- Born: Black Mountain, North Carolina, U.S.
- Education: Bennett College
- Occupations: publicist, travel writer, historian
- Spouse: Courtland Bivens III

= Regina Lynch-Hudson =

American publicist and writer

Regina Lynch-Hudson is an American publicist, historian, and travel writer. In 2024, she became the first woman of color descended from Colonel John Hazzard Carson to join the National Society Daughters of the American Revolution and the first black member of the society's Greenlee Chapter.

== Early life and family ==
Lynch-Hudson was born and raised in Black Mountain, North Carolina. She was raised by her uncle and aunt, Sergeant Winfred Lynch and Pearl Lynch, and grew up a house that was originally owned by her grandparents, Blanch Lynch and Juanita Burnette Lynch.

She is a great-great-granddaughter of George Washington Richard Henry Lee Payne, an African-American man who was one of the first blacksmiths at the Biltmore Estate. She is a fifth-great-granddaughter of Colonel John Hazzard Carson, an Irish-American colonist who fought in the American Revolutionary War. She is also descended from people enslaved by Carson at Carson House, a 640-acre plantation in Marion, North Carolina.

Lynch-Hudson attended Bennett College, a private historically black all-girls school in Greensboro, North Carolina.

== Career ==
Lynch-Hudson works as a publicist and a travel writer. She founded the public relations firm The Write Publicist.

She is also a historian, curating five exhibits at the Swannanoa Valley Museum focused on her family and their history in the Swannanoa Valley and Western North Carolina. She also curated an exhibit at the North Carolina Transportation Museum. She was on the team of curators who installed a permanent exhibit at the Biltmore Estate honoring people of color who built the estate. She is also co-administrator of The John Carson of Western North Carolina Project and the Carson Plantations Project with FamilyTreeDNA.

In 2009, she authored Family Gems: A Pictorial History of Western North Carolina Ancestors.

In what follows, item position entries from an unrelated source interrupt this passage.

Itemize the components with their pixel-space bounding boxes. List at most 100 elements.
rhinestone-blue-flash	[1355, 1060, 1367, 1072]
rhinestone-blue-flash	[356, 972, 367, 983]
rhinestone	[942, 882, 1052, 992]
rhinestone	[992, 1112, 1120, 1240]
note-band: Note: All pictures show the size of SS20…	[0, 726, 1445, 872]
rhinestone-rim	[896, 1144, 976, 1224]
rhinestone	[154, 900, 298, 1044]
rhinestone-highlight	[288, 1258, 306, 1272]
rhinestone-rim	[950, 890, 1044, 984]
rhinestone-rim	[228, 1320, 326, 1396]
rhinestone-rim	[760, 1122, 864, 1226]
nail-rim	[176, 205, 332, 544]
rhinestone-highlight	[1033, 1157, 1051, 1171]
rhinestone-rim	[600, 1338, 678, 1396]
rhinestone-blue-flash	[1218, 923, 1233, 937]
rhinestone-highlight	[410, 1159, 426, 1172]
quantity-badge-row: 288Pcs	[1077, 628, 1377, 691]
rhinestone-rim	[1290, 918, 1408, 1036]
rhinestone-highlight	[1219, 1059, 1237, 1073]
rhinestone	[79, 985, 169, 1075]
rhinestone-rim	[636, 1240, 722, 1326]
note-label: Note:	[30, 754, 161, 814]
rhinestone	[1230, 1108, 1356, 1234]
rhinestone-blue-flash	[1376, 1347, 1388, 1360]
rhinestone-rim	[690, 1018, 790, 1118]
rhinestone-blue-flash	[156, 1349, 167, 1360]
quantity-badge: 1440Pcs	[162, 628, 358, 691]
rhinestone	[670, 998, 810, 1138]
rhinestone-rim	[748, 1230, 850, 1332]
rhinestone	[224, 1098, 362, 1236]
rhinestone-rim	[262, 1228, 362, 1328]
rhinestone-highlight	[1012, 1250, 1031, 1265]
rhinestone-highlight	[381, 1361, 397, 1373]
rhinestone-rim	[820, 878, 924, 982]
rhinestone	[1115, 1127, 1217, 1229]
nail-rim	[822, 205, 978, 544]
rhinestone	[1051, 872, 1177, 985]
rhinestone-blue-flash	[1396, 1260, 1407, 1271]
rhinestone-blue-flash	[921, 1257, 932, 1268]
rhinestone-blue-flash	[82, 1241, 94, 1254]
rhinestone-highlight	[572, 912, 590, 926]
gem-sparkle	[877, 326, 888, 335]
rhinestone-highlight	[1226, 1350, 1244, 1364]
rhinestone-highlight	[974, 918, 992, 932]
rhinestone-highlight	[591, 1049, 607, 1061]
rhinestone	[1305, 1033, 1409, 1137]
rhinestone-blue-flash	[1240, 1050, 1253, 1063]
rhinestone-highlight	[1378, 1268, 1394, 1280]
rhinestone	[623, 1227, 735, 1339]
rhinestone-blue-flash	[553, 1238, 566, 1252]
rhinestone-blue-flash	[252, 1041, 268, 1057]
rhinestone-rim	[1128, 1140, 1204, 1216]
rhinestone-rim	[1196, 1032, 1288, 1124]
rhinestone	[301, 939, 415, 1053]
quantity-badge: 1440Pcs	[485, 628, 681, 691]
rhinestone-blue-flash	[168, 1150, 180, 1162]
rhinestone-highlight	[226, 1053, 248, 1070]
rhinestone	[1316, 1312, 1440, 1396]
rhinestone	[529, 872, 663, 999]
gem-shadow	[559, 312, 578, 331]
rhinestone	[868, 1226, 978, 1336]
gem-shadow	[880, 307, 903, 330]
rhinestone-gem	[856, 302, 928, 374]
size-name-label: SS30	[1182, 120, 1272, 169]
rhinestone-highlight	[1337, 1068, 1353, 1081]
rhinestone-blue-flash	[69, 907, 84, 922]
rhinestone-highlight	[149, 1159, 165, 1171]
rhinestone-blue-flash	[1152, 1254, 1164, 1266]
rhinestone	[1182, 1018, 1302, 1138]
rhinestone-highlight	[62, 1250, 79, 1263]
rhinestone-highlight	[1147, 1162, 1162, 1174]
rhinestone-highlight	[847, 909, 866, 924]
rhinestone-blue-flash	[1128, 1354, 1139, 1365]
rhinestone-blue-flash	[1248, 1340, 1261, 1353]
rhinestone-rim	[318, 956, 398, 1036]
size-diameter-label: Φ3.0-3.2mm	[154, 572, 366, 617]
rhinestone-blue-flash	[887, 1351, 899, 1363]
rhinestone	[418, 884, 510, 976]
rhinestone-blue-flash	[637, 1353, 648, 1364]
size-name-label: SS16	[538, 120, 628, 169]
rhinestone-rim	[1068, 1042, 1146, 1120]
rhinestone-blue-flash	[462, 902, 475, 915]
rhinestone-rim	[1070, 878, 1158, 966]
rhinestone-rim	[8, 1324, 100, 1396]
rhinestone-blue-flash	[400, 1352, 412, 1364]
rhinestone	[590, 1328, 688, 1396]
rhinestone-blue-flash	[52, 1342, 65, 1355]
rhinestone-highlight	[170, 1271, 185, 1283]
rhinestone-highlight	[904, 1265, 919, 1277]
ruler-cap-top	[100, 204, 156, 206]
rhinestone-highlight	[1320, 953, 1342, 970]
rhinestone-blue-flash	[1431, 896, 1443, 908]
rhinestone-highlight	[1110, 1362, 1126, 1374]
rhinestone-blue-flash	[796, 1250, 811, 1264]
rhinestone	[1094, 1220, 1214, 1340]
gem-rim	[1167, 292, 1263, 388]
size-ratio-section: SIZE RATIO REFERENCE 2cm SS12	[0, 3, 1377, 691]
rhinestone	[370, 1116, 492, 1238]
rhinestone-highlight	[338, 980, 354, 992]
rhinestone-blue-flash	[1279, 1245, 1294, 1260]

In April 2024, Lynch-Hudson presented on diversity and representation in museums at the North Carolina Museum Council Conference in Cherokee, North Carolina.

== Personal life ==
Lynch Hudson is married to Ret. Colonel Courtland C. Bivens III, a patent-holding NASA inventor and aerospace engineer. They live in Roswell, Georgia.

In August 2006, she and her husband appeared on the HGTV show What's With That House?, showcasing their home, The Daffodil Villa.

In 2024, she became the first black woman to join the Greenlee Chapter of the Daughters of the American Revolution in Old Fort, North Carolina. She is the first person of color descended from Colonel Carson to join the national society. During her historic induction into the Daughters of the American Revolution, Lynch-Hudson wore a scarf replica of a quilt on display at the Carson House that was made by a foremother enslaved there named Kadella.